Par Cyprien Fabre, conseiller auprès de l’OCDE au sein de l’unité Crises et Fragilités.
Le « nexus » inquiète. Ce mot latin fourre-tout que personne ne comprend vraiment ouvre le champ à toutes les peurs et les fantasmes, et probablement a fait autant de mal à la cohérence de l’aide que bien des procédures pointilleuses et cadres logiques interminables. Essayons de comprendre ce que cela signifie.
Beaucoup d’encre a coulé pour expliquer le nexus, et généralement exprimer les craintes que cela provoque. A priori, si l’on est contre le « nexus », personne n’est contre la cohérence, et bien des projets humanitaires sont mis en œuvre de telle sorte que le but premier de fournir une aide humanitaire a pour résultat connexe d’apaiser des tensions ou de créer des liens entre communautés aux intérêts divergents. Cela, c’est le nexus de Monsieur Jourdain.
Plutôt que de trouver des résultats connexes à des interventions diverses, qu’elles soient de développement, de stabilisation ou humanitaire, l’engagement d’acteurs internationaux dans un pays tiers en crise peut être plus cohérent. C’est aussi une façon d’aider le pays en question. Les crises sont complexes, et l’apparition de besoins humanitaires reflète toujours une crise souvent politique, une gouvernance erratique ou des fractures dans la tectonique sociétale. Il n’y a pas de besoins humanitaires sans crises, et l’aide humanitaire n’est pas un outil pour aider un pays à résoudre ses crises. Ainsi, pour qu’un engagement international soit efficace, l’aide humanitaire doit nécessairement être complétée par une offre qui inclue, selon le contexte, un dialogue politique, une coopération au développement, une intervention sécuritaire ou tout autre instrument adapté.

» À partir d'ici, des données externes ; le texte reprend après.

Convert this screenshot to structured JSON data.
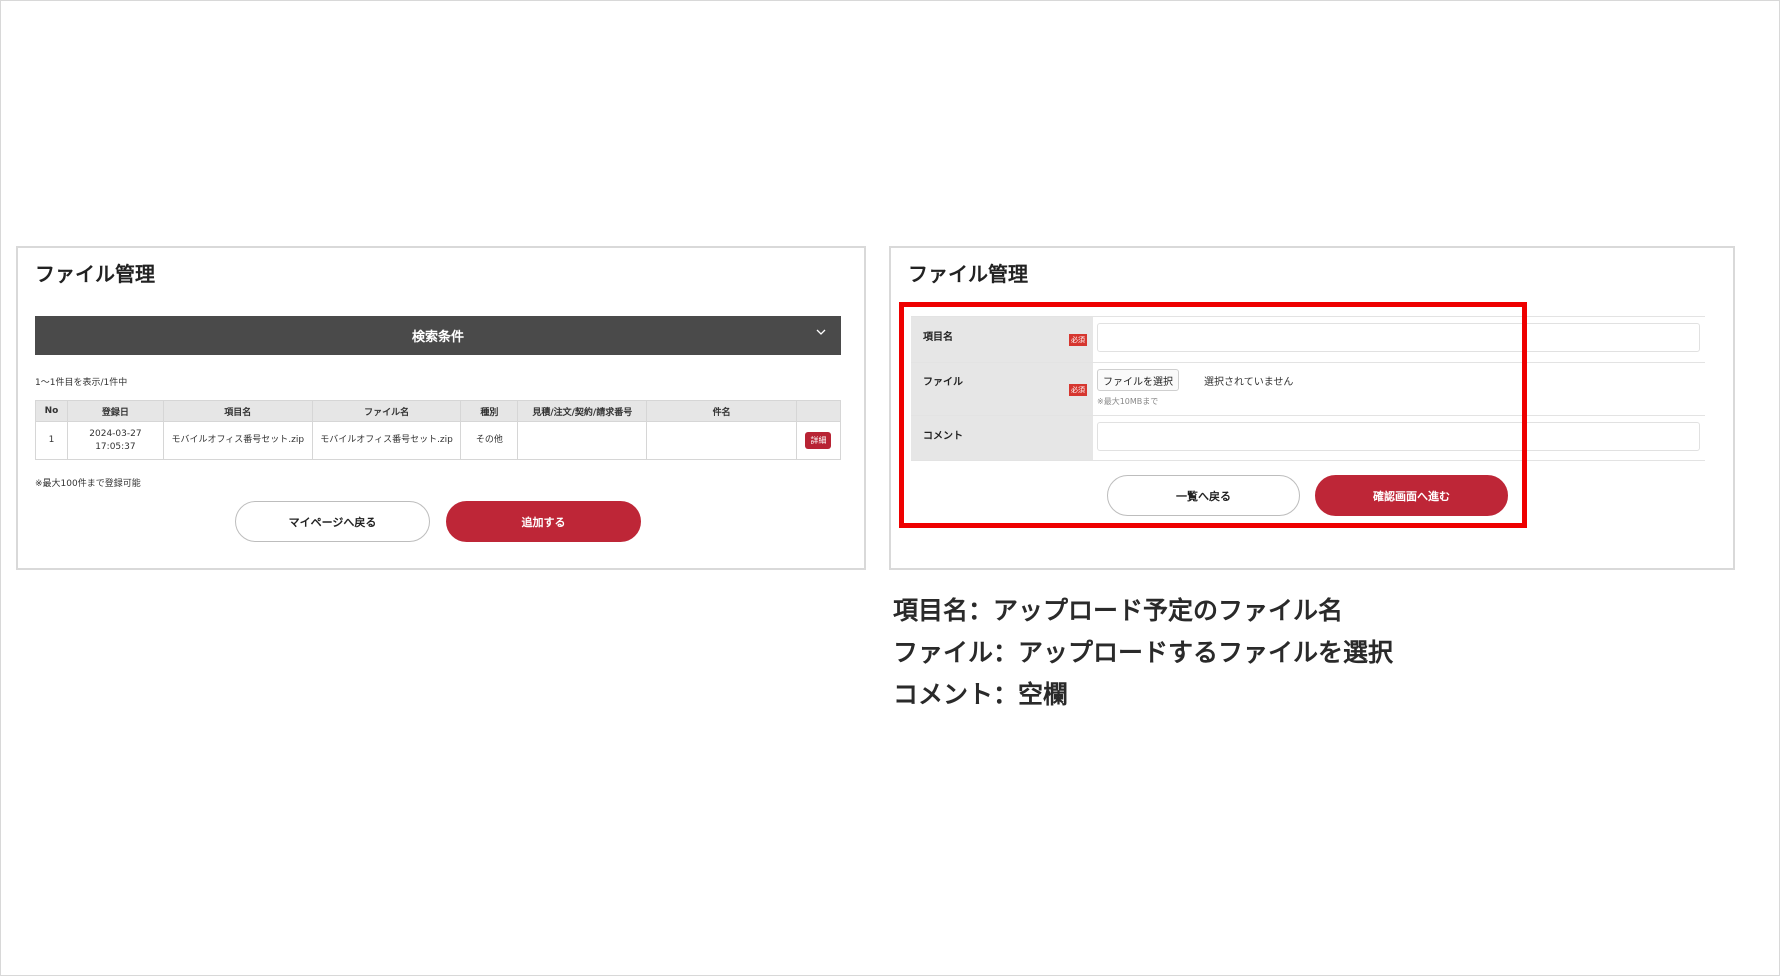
{
  "left_panel": {
    "title": "ファイル管理",
    "search_bar_label": "検索条件",
    "result_count": "1〜1件目を表示/1件中",
    "table": {
      "headers": [
        "No",
        "登録日",
        "項目名",
        "ファイル名",
        "種別",
        "見積/注文/契約/請求番号",
        "件名",
        ""
      ],
      "rows": [
        {
          "no": "1",
          "date": "2024-03-27",
          "time": "17:05:37",
          "item_name": "モバイルオフィス番号セット.zip",
          "file_name": "モバイルオフィス番号セット.zip",
          "type": "その他",
          "number": "",
          "subject": "",
          "action": "詳細"
        }
      ]
    },
    "max_note": "※最大100件まで登録可能",
    "back_button": "マイページへ戻る",
    "add_button": "追加する"
  },
  "right_panel": {
    "title": "ファイル管理",
    "fields": {
      "item_name_label": "項目名",
      "item_name_required": "必須",
      "item_name_value": "",
      "file_label": "ファイル",
      "file_required": "必須",
      "file_button": "ファイルを選択",
      "file_status": "選択されていません",
      "file_hint": "※最大10MBまで",
      "comment_label": "コメント",
      "comment_value": ""
    },
    "back_button": "一覧へ戻る",
    "confirm_button": "確認画面へ進む"
  },
  "captions": [
    "項目名：アップロード予定のファイル名",
    "ファイル：アップロードするファイルを選択",
    "コメント：空欄"
  ],
  "colors": {
    "accent_red": "#be2637",
    "highlight_red": "#ee0000",
    "search_bar_bg": "#4a4a4a",
    "required_badge": "#d6362f"
  },
  "icons": {
    "search_toggle": "chevron-down-icon"
  }
}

D’autre part, les crises étant particulièrement longues, l’interaction entre ses causes devient plus complexe, les besoins urgents se recoupent de plus en plus avec des besoins à long terme. Il n’y a pas un moment précis où les besoins des populations cessent d’être « humanitaires » pour devenir « de développement”. Malgré cela, le système international actuel repose en grande partie sur la fourniture d’une aide humanitaire en cas de crise et ce pendant des décennies.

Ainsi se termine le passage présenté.